Twice a year, something magical happens in Austria: Restaurant Week. Dozens of restaurants around the country offer diners a set three-course menu for a very small price (i.e., lunch is 19 Euros). I found it difficult to choose only one restaurant to try for my first Restaurant Week, but not so this time. I’ve been dying to try Gusshaus ever since I first read about it. It boasts food from across the former Habsburg empire, which of course appealed to both the historian and food lover in me.

I got to try a meal at Gusshaus yesterday and it was definitely worth the wait. When I sat down I was greeted with a bowl each of green and black olives, a basket of bread, and a spread that tasted vaguely fishy. (I love fishy-tasting food, so this was a good thing.) I ordered a glass of white wine to go with the meal, and thus the three courses of yumminess began.

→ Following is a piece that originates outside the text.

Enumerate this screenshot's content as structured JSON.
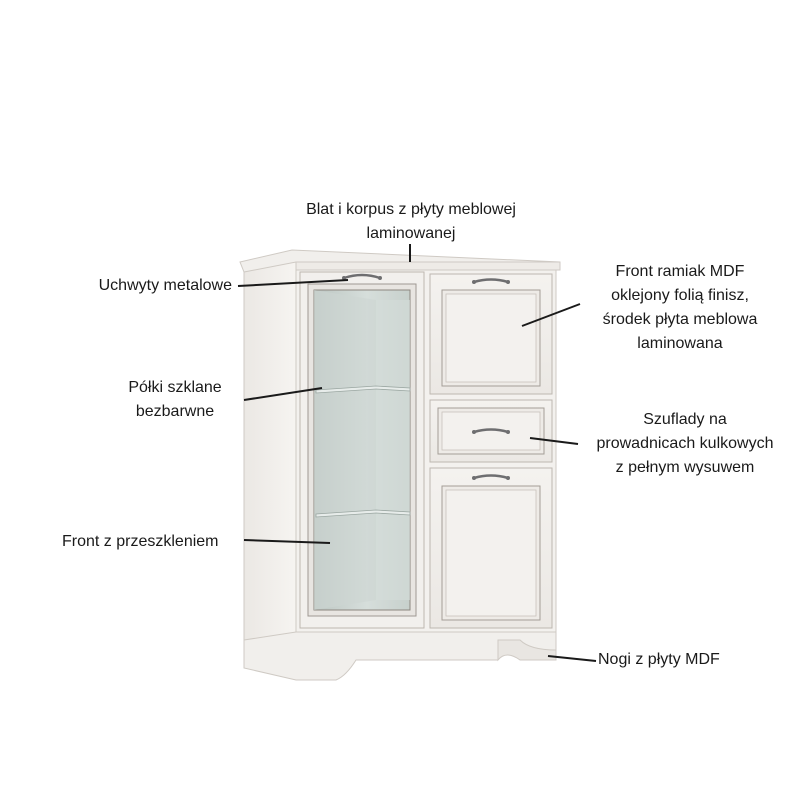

Kresseschaumsuppe mit gebratenen Jakobsmuscheln

Kresseschaumsuppe mit gebratenen Jakobsmuscheln

The first course was a bowl of cress “foam” soup with fried scallops. I am not sure exactly what “foam” implies, other than perhaps the soup had neither a clear broth nor a heavy, creamy broth. The scallops were very lightly fried (if at all), and the combination of scallops and cress made for a light and delicious soup.

Mit Waldpilzen gefuelltes Tullnerfelder Jungschwein in einer Pfefferrahmsauce mit Gemuesenudeln

Mit Waldpilzen gefuelltes Tullnerfelder Jungschwein in einer Pfefferrahmsauce mit Gemuesenudeln

The main was a pork cutlet with mushroom filling, served atop noodles with grilled vegetables (carrots and zucchini) and covered in pepper-cream sauce. The meat was cooked perfectly medium-rare and was juicy and tender. The cream sauce was surprisingly light and did not overwhelm the vegetables or noodles. In other words, a fantastic main course that didn’t leave me feeling overly full and nasty.

Topfen-nougat-Knoedel auf Fruchtspiegel

Topfen-nougat-Knoedel auf Fruchtspiegel

And a good thing, too, considering this is what was served as dessert. Knoedels along the lines of the apricot ones that I made, except they were filled with a thick, delicious chocolate cream. They were accompanied by a plum compote, strawberry compote, and sugared mint and lavender. I admit the picture is blurry because I might have been too excited about eating these.